Joels Lebensgeschichte mag mit ihren speziellen Ereignissen auf den Leser zunächst fremd wirken, zugleich repräsentiert der Protagonist einen typischen Jugendlichen auf der Suche nach sich selbst. Dass er dabei ein Mädchen an die Seite gestellt bekommt, das ihrerseits riesige Probleme hat, extrem eigenwillig agiert, aber letztlich bereit ist, ihr Leben in die Hand zu nehmen, legt die Basis für eine solide Freundschaft, die viele Stürme erleben muss und diese überdauert.
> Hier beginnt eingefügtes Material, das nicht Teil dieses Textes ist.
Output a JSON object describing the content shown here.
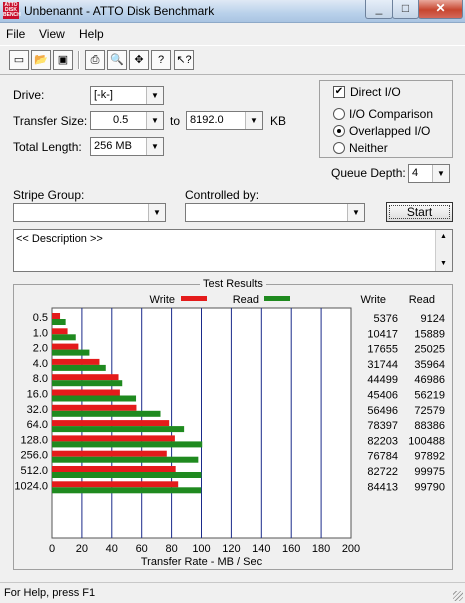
{
  "window": {
    "title": "Unbenannt - ATTO Disk Benchmark",
    "app_icon_text": "ATTO DISK BENCH"
  },
  "menu": [
    "File",
    "View",
    "Help"
  ],
  "toolbar": [
    "new-icon",
    "open-icon",
    "save-icon",
    "print-icon",
    "print-preview-icon",
    "move-icon",
    "help-icon",
    "context-help-icon"
  ],
  "form": {
    "drive_label": "Drive:",
    "drive_value": "[-k-]",
    "transfer_label": "Transfer Size:",
    "transfer_from": "0.5",
    "to_label": "to",
    "transfer_to": "8192.0",
    "kb_label": "KB",
    "length_label": "Total Length:",
    "length_value": "256 MB",
    "direct_io": "Direct I/O",
    "io_comparison": "I/O Comparison",
    "overlapped_io": "Overlapped I/O",
    "neither": "Neither",
    "queue_label": "Queue Depth:",
    "queue_value": "4",
    "stripe_label": "Stripe Group:",
    "controlled_label": "Controlled by:",
    "start_label": "Start",
    "description": "<< Description >>"
  },
  "results": {
    "title": "Test Results",
    "write_label": "Write",
    "read_label": "Read",
    "col_write": "Write",
    "col_read": "Read",
    "write_color": "#e41b1b",
    "read_color": "#1f8a1f"
  },
  "chart_data": {
    "type": "bar",
    "orientation": "horizontal",
    "categories": [
      "0.5",
      "1.0",
      "2.0",
      "4.0",
      "8.0",
      "16.0",
      "32.0",
      "64.0",
      "128.0",
      "256.0",
      "512.0",
      "1024.0"
    ],
    "series": [
      {
        "name": "Write",
        "values": [
          5376,
          10417,
          17655,
          31744,
          44499,
          45406,
          56496,
          78397,
          82203,
          76784,
          82722,
          84413
        ]
      },
      {
        "name": "Read",
        "values": [
          9124,
          15889,
          25025,
          35964,
          46986,
          56219,
          72579,
          88386,
          100488,
          97892,
          99975,
          99790
        ]
      }
    ],
    "xlabel": "Transfer Rate - MB / Sec",
    "xticks": [
      "0",
      "20",
      "40",
      "60",
      "80",
      "100",
      "120",
      "140",
      "160",
      "180",
      "200"
    ],
    "xlim": [
      0,
      200
    ],
    "grid": true
  },
  "status": "For Help, press F1"
}
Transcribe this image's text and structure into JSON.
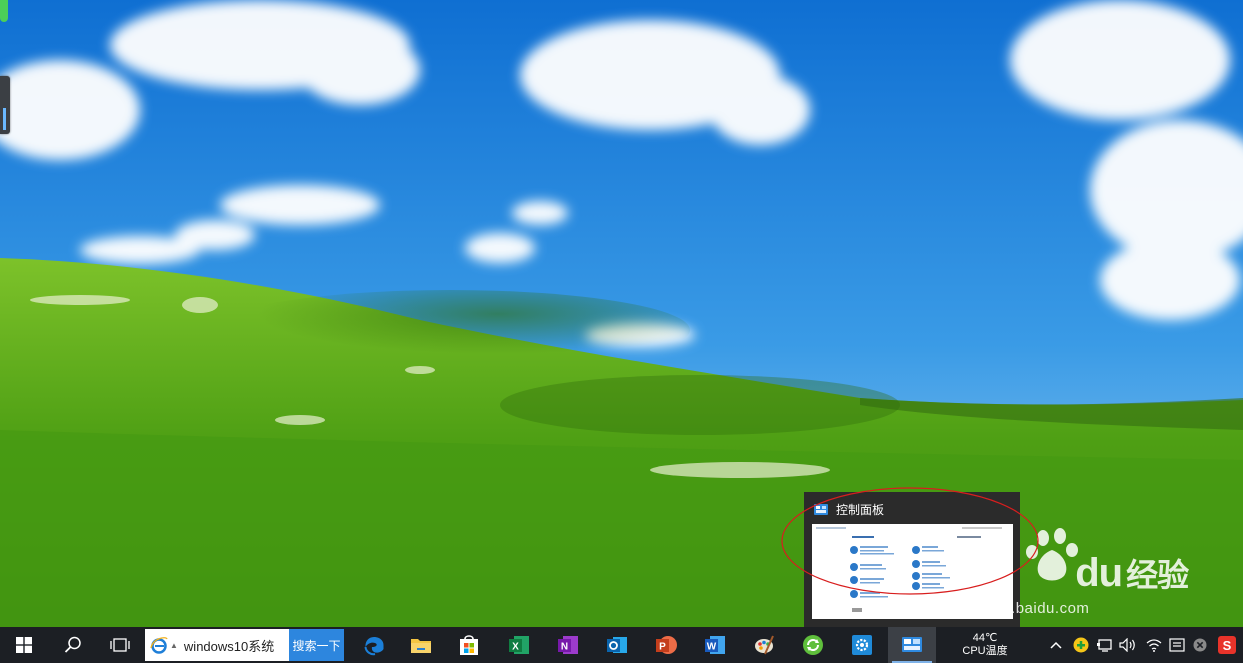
{
  "preview": {
    "title": "控制面板",
    "window_title_mini": "控制面板"
  },
  "watermark": {
    "brand_text": "Bai",
    "brand_du": "du",
    "brand_cn": "经验",
    "url": "jingyan.baidu.com"
  },
  "taskbar": {
    "search_text": "windows10系统",
    "search_button": "搜索一下",
    "temperature": "44℃",
    "temperature_label": "CPU温度",
    "icons": [
      "windows-start-icon",
      "search-icon",
      "task-view-icon",
      "ie-icon",
      "edge-icon",
      "file-explorer-icon",
      "store-icon",
      "excel-icon",
      "onenote-icon",
      "outlook-icon",
      "powerpoint-icon",
      "word-icon",
      "paint-icon",
      "refresh-app-icon",
      "settings-icon",
      "control-panel-icon"
    ]
  },
  "colors": {
    "taskbar_bg": "#1c1f24",
    "search_button_bg": "#2d86de",
    "annotation_red": "#d81e1e"
  }
}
Platte Lösungen gibt es nicht – dieses Leitmotiv greift der Roman sehr gekonnt und authentisch auf. Die Länge des Romans sowie auch die narrative Komplexität der Rückblenden erfordern einen nicht ganz unerfahrenen Leser, der aber, wenn ihn Joels Schicksal erst einmal gepackt hat, die Lektüre nicht abbrechen wird.

Baby & Solo ist mit über 400 Seiten sicher keine Klassenlektüre für alle Schüler*innen, sondern verlangt durchaus einen Leser, den das umfängliche Lesepensum nicht abschreckt. Vor allem eignet sich das Buch daher für thematische Lesekisten in freien Lesestunden, als Titel auf Leselisten für Buchvorstellungen und zur Anschaffung für die (Schul-)Bücherei.

Intermedial kann die Playlist zum Buch auf Spotify mit elf Titeln ein Teaser zum Buch sein. Ebenso findet sich ein Interview mit der Autorin auf der Website des Hanser Verlags.